Okay thank you for your help! I haven't gotten around to doing it again just yet but I plan on doing Tailscale up again this evening so I will use your tips and advice and report back. But I have a question for the setup.

So on diet pi I set it in my openwrt router as my used dns server. So all devices are dependent on it as well as unbound running with AdGuard home. So I'll know really quick if it's an issue. When I was doing this before I hadn't fully transitioned over to using it as the networks only dns (it was also using the built in dnsmasq in openwrt, but now I've got it set to only the dietpi for AdGuard home. Do you have any recommendations on Tailscale settings for AdGuard home/unbound to work properly for my local network as well as over the talent? I can for sure live without setting it as my exit node, but ideally I would also like to be able to utilize that as well given its 2.5 gb ports are far faster than my Apple TV as an exit node. But I'm gonna take it one step at a time I just wanted to know if you have any recommended settings for Tailscale? For context I'll include some information on dietpi and Tailscale so I hope it's not too many details.

I've read a lot of the Tailscale guides but so far the dns options seem to clash with Tailscales in-built magic dns as things seem to stop working for some devices somewhere at some point when enabling the split-dns. I'm probably doing something wrong somewhere. Any tips would be greatly appreciated. I have only two routes being advertised one by my Apple TV and one from my travel router and they don't collide with each other. 10.xxx.xxx.xxx/24 & 192.168.xxx.xxx/24 would it be best to only have one subnet router per subnet as I may stupidly been doing diet pi and the Apple TV as subnet routers and I feel like that was a mistake. Thanks again!

[MichaIng]

I have not much experience with Tailscale either. So I think you use its internal MagicDNS feature? https://tailscale.com/kb/1054/dns#using-dns-settings-in-the-admin-console

If I understand it right, this is a client/node side setting, to enable hostnames for other Tailscale nodes. I guess, for this to work, the Tailscale daemon itself then functions as and configures itself as local DNS resolver. If you enable this on the DietPi system, it would collide with AdGuard Home then, trying to listen on the same port 53. But on all other nodes, you could enable MagicDNS and configure the DietPi system (its Tailscale IP address) as global nameserver.

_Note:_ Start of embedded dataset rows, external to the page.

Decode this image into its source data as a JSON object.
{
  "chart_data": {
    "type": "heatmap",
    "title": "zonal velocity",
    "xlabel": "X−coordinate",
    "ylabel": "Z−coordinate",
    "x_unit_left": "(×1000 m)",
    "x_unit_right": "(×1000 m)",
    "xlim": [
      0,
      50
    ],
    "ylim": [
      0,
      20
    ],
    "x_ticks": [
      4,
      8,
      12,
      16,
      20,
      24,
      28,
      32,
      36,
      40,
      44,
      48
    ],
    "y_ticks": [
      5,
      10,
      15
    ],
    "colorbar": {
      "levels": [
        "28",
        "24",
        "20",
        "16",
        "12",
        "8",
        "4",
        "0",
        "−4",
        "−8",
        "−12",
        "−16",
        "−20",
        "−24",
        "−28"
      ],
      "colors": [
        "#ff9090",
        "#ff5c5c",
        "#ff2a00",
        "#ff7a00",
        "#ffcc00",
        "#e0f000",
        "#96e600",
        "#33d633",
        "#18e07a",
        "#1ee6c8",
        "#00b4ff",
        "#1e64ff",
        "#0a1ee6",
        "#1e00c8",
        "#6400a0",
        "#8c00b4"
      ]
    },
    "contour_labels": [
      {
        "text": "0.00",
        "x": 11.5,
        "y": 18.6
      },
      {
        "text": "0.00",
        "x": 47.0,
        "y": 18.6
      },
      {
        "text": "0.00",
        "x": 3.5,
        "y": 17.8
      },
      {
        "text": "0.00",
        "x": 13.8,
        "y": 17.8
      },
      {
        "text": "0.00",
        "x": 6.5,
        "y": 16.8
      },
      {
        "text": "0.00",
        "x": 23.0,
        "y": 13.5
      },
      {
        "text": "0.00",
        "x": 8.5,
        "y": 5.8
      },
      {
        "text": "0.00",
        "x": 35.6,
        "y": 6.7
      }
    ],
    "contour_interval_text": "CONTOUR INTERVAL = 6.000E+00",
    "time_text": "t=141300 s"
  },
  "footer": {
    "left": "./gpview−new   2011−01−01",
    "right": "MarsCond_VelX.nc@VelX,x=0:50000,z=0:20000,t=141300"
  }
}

I guess this was the plan anyway, to have ad blocking for remote devices?

10.xxx.xxx.xxx/24 & 192.168.xxx.xxx/24 would it be best to only have one subnet router per subnet as I may stupidly been doing diet pi and the Apple TV as subnet routers and I feel like that was a mistake. Thanks again!

As long as there is only one route for each subnet, i.e. one for 10.xxx.xxx.0/24 and one for 192.168.xxx.0/24, this should be all fine. But two subnet routers for the same subnet would likely be an issue, as other nodes then would not know which of both routes to use, probably sending requests randomly to either one or the other. Or requests are routed in an endless cycle between the two routers, as both follow the route distributed by the other one? 😄 Not sure whether Tailscale prevents this at the client/node side, to accept and configure only one of the two routes, based on some priority system.

In any case, it makes sense, for debugging, to test everything step by step, i.e. disable all subnet routes at first, then enable them one by one and see whether the DietPi system can still be reached from within LAN and Tailscale network.